Judith Coffey (links) und Vivien Laumann, Autorinnen des Buches «Gojnormativität».

Mit dem Begriff «Gojnormativität» versuchen die Autorinnen die nicht-jüdische Norm sichtbar zu machen und mit ihr die Privilegien der Mehrheitsgesellschaft, sowie die damit einhergehenden Herrschaftsverhältnisse und Diskriminierungserfahrungen für Jüdinnen und Juden, die äusserlich oft als weiss und damit als privilegiert gelesen werden. Im Unterschied etwa zu People of Color, migrantischen Frauen oder, Rom_nja oder Sinti_zze.

Weisse Menschen der Mehrheitsgesellschaft besässen das Privileg «einfach nur Mensch» sein zu können, sagen die Autorinnen, da es keine Markierungen gebe, auf Grund derer sie einer Kategorie zugeordnet werden könnten. Als weiss wahrgenommene Jüdinnen verfügten demnach ebenfalls über dieses Privileg. Aber im Unterschied zur Mehrheitsgesellschaft sei diese Unsichtbarkeit keine freiwillige, sondern in vielen Fällen ein aktives Vermeiden von Sichtbarkeit. So verzichteten heute viele Jüdinnen und Juden auf das Tragen einer Kippa oder eines Davidsterns angesichts des stets latenten und seit Oktober 2023 wieder virulenten Antisemitismus.

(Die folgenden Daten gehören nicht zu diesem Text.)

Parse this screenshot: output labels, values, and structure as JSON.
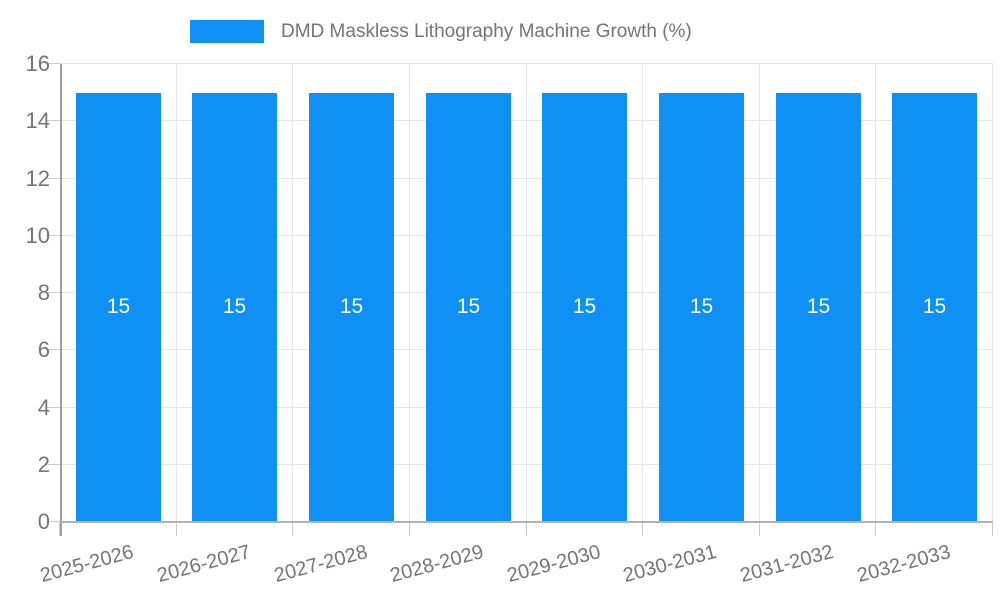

Judith Coffey und Vivien Laumann bieten in ihrem Buch einen Ansatz das Thema Antisemitismus als strukturelles Problem in unserer Gesellschaft zu erkennen. Mit ihrem Buch wollen sie aber auch Jüdinnen und Juden ermächtigen, sich politisch besser zu positionieren und die Entsolidarisierung mit jüdischen Menschen – besonders auch in linken, queer-feministischen Kreisen –verstehen und kritisieren zu können. Allerdings haben sich viele unserer jüdischen Mitmenschen seit Oktober 2023 entschieden, ihre in der Mehrheitsgesellschaft vielleicht kontroversen Positionen nicht mehr aktiv und öffentlich zu vertreten. Die Goinormativität wirkt.

Buchcover «Gojnormativität»

erschienen 2021
im Verbrecher Verlag
ISBN 978-3-95732-500-6

aus der Buchbeschreibung:
«Antisemitismus und jüdische Perspektiven stellen häufig eine Leerstelle in intersektionalen Debatten und Debatten über Intersektionalität dar. Das vorliegende Buch macht jüdische Positionen und Erfahrungen mit dem Konzept der Gojnormativität artikulier- und sichtbar.»